Викки, это очень интересно, ты даже себе не представляешь.
Разводишь руки в стороны, а внутри – ничего.
Как у японской куклы. Кукловоды, впрочем, тоже исчезли. Даже непонятно, куда они подевались и что со всем этим делать. Знаешь, Викки, иногда я все-таки жалею, ну, ты знаешь, о чем.
Забавно, что человек отчасти все-таки мост. Но это неправда. Мы-то с тобой про мосты все знаем. Мы с тобой знаем про мосты и острова почти что все, и, может быть, ты еще помнишь их японские имена, я помню.
Ты, наверное, тоже теперь стала рыбой, как я, или холмом и светом. Я думаю, стала. Знаешь, меня всю жизнь отговаривали. Но не мог же я все время повторять за другими имена, какими они называют друг друга и вещи. Думаю, что и тебя отговаривали тоже. Но тут я могу ошибаться. В общем, многого уже нет из того, что было.
На сегодня во всех словах стало на слог меньше, я всегда думал, что так оно и будет, и наконец-то так и стало.
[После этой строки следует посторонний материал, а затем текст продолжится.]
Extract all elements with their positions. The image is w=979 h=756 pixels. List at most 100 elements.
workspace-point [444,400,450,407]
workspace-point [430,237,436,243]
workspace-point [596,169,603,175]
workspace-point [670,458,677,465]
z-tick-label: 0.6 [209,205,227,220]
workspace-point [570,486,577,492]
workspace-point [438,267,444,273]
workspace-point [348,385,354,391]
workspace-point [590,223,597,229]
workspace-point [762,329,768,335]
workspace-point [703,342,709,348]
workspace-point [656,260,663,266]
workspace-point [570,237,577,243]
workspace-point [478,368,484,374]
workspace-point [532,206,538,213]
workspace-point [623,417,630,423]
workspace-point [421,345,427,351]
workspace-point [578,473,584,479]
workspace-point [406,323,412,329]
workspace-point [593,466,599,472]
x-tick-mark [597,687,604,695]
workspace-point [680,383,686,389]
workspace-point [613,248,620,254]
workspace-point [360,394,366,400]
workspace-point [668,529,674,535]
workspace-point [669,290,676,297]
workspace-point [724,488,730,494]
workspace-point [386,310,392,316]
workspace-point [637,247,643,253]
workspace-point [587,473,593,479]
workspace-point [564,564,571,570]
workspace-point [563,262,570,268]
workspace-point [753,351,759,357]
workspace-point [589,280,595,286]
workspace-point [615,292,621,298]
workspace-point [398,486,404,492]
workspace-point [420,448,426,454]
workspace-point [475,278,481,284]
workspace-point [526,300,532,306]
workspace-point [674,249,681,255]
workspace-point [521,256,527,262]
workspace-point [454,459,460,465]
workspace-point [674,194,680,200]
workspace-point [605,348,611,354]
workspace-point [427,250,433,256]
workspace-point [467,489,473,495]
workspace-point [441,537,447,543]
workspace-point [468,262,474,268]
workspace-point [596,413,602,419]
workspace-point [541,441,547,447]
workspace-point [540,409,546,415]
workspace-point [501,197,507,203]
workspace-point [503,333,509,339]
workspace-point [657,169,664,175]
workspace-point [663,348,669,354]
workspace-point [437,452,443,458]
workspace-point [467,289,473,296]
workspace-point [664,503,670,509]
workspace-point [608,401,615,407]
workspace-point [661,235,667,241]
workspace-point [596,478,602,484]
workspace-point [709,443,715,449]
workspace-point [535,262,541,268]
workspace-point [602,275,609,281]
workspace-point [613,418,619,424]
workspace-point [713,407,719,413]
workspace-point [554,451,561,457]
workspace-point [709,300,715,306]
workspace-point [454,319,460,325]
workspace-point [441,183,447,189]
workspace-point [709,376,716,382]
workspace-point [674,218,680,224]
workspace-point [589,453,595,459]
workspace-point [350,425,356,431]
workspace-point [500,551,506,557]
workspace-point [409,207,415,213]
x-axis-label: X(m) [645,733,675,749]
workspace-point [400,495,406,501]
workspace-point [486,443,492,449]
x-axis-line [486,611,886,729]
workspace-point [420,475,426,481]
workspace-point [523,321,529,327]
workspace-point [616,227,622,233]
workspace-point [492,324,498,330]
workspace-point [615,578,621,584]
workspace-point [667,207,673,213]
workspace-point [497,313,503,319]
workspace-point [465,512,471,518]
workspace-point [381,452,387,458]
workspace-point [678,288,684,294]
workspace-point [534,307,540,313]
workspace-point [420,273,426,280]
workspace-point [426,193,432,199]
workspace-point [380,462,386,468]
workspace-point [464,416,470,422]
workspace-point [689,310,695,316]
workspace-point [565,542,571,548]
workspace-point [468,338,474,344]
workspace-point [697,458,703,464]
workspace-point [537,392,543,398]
Когда-нибудь все они будут вообще без слогов, представь! Ни одного слога на весь лексикон.
Рыба без рыбы больше рыба, чем рыба сама по себе. Потому я и записал тебе всю эту историю, правда, слово «я» тут неуместно. Слово «ты» тут тоже неуместно, ну, и так далее. Знаешь, если вдуматься, смешно все это, тебе не кажется? Особенно про рыбаков, как они стояли тогда в ряд с удочками над зеленой водой при свете вечернего солнца. Тишина была необычайная. Только иногда тихо всплескивала волна у берега. Было в этом какое-то величие. Зеленые волны, низкое солнце, серые рыбаки. Они и сейчас там стоят. Думаю, что стоят.